= Acquackanonk people =

Native American Lenape group

The Acquackanonk were a Lenape group whose territory was on the Passaic River in northern New Jersey. They spoke the same dialect (Unami) and shared the same totem (turtle) as the neighboring Hackensack, Tappan and Rumachenanck (later called the Haverstraw).
It may mean a place in a rapid stream where fishing is done with a net.
Alternatively, at the lamprey stream from contemporary axkwaakahnung (spellings include Achquakanonk, Acquackanonk) Lastly it may mean where gum blocks were made for pounding corn.
Ackquekenon was spelling used by European explorer Jasper Danckaerts in 1679.

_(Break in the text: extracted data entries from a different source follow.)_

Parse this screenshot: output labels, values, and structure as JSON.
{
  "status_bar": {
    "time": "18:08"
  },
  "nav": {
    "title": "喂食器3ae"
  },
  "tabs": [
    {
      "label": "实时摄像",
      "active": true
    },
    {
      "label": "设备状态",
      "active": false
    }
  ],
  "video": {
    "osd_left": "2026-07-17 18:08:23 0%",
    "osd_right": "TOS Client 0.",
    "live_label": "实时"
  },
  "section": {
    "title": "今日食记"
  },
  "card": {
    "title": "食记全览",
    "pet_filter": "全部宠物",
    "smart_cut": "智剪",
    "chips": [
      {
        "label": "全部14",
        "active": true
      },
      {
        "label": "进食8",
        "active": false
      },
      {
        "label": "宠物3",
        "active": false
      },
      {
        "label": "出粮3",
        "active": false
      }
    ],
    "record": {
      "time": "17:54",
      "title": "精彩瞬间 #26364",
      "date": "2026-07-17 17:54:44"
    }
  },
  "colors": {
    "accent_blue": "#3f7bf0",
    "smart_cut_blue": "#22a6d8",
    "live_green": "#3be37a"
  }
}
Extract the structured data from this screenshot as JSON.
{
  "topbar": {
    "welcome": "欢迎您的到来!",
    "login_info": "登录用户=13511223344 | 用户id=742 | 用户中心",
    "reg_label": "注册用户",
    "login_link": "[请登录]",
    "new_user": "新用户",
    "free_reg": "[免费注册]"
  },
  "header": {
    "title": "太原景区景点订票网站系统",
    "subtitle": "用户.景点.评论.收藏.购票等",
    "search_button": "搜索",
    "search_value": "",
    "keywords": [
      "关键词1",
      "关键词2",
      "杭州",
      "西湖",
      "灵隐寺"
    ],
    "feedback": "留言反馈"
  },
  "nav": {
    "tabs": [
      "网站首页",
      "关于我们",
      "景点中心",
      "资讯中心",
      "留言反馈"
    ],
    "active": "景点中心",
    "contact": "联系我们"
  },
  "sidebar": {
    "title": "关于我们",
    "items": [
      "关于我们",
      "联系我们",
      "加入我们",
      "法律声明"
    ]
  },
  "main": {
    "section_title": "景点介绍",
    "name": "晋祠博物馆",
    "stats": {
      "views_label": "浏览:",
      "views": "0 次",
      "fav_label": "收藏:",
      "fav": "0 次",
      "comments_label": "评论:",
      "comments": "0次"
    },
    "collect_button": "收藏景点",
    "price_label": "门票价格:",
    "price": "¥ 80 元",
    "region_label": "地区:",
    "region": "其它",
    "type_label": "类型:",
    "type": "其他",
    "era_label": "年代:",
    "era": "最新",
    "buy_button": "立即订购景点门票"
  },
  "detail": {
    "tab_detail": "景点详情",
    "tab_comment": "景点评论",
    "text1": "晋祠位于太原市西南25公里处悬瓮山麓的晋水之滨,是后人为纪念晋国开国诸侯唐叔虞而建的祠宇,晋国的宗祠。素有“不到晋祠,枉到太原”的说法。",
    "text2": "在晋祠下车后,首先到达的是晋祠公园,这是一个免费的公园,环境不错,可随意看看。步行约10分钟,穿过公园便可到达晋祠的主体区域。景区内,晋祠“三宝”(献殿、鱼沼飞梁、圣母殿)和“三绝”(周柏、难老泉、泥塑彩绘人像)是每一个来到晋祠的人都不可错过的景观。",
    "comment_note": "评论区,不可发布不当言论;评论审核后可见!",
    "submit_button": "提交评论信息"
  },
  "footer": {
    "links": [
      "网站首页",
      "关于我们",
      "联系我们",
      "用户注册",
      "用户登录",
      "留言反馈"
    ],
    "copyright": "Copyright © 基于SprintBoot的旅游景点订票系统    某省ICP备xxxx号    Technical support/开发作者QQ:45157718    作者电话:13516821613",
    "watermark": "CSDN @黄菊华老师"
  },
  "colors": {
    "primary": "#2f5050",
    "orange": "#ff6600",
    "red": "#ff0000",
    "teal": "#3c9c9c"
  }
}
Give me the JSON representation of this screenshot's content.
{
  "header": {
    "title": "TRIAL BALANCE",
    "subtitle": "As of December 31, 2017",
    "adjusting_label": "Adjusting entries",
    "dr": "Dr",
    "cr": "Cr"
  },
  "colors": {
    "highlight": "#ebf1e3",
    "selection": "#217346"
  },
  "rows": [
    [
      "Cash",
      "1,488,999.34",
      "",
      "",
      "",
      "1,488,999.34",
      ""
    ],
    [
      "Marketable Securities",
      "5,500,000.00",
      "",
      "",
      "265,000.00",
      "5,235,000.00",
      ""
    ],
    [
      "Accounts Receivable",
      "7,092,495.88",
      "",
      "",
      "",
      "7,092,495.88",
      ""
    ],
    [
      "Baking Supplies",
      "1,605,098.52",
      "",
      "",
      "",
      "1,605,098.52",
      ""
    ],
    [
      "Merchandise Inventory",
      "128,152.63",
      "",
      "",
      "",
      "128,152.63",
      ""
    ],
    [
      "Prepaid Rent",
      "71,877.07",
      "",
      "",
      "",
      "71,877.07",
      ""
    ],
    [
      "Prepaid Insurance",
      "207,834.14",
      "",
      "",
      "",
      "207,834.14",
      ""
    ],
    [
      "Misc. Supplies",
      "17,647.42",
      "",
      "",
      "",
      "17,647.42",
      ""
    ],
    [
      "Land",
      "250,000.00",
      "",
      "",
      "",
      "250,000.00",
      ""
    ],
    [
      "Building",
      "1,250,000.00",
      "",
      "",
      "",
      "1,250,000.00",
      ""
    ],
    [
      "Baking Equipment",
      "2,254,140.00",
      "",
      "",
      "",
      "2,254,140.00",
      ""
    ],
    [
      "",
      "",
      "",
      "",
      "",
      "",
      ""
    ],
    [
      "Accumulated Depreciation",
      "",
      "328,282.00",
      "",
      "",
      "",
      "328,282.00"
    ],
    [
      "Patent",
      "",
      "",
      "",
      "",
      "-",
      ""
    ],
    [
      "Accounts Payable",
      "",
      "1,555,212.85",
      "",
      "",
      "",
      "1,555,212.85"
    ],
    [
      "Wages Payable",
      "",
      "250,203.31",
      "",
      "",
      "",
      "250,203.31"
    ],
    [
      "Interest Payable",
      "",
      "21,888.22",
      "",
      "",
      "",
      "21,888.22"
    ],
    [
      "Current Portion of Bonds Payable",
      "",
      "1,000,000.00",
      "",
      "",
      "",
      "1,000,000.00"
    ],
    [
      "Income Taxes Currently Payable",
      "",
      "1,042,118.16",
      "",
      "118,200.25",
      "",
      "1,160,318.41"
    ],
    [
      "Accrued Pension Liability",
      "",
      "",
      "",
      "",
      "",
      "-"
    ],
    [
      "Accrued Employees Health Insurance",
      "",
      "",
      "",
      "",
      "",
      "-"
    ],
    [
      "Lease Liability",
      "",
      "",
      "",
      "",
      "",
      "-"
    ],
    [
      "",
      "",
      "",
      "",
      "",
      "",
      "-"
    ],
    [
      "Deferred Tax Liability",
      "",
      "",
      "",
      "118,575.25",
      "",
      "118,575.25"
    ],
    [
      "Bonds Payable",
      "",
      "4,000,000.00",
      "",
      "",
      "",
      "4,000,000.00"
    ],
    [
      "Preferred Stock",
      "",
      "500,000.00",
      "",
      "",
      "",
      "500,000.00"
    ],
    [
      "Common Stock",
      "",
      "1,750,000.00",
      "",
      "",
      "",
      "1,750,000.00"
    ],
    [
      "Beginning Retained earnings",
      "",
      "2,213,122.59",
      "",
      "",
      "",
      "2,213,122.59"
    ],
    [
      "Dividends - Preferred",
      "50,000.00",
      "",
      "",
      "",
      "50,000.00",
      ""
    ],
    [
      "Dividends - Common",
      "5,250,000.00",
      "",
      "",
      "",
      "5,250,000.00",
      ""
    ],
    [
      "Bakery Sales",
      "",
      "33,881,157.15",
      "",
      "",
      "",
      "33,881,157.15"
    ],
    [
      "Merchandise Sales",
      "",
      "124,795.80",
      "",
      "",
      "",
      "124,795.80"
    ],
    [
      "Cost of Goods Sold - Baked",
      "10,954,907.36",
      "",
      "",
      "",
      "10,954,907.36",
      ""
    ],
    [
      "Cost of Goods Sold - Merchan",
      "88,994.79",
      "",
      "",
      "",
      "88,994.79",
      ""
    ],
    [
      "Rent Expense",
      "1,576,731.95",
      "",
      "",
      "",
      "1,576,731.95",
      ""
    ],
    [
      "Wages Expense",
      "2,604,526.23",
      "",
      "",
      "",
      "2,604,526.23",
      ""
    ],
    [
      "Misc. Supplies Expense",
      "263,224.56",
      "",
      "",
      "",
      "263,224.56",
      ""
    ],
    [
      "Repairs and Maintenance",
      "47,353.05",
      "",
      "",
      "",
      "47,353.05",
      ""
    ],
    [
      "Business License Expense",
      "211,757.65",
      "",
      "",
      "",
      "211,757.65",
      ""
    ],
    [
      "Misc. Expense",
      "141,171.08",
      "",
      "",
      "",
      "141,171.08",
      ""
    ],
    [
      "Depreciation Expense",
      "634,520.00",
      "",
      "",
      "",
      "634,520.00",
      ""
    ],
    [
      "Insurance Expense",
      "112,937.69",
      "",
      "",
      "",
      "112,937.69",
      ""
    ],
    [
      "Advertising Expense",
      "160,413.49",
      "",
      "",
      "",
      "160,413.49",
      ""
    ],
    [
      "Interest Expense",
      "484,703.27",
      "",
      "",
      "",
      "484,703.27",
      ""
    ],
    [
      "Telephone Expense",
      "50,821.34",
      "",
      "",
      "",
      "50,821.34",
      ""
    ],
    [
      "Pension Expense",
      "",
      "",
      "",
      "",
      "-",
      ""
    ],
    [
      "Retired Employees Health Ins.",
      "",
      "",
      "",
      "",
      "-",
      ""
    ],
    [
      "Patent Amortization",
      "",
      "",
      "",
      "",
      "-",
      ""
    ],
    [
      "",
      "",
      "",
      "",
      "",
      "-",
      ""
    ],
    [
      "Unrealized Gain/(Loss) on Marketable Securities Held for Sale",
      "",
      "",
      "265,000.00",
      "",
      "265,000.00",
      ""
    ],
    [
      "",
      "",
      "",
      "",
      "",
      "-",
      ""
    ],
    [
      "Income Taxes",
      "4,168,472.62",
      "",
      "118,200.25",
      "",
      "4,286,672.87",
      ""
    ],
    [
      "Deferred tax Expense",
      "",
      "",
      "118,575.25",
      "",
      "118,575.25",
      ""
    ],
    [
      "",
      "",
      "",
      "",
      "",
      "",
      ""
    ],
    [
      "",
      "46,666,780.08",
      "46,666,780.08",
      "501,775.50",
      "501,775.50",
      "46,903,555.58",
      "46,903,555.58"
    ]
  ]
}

Part of the territory which they inhabited came into the possession of the Surveyor General of New Netherland Jacques Cortelyou, some "12,000 morgens at Aquackanonk on the Passaic, purchased by himself and associates of the Indians." A deed for the land (for Hans Didereck and others) is dated March 25, 1676. It was first settled in 1678 by Dutch traders, who in 1693 formed a Dutch Reformed congregation.

Acquackanonk Township was incorporated in 1693. It was located in the northern part of Essex County, New Jersey. In 1837, Passaic County was created, incorporating this township and some portions of both Bergen County and Essex County. When formed, the township included parts of present-day Clifton, Paterson and Passaic.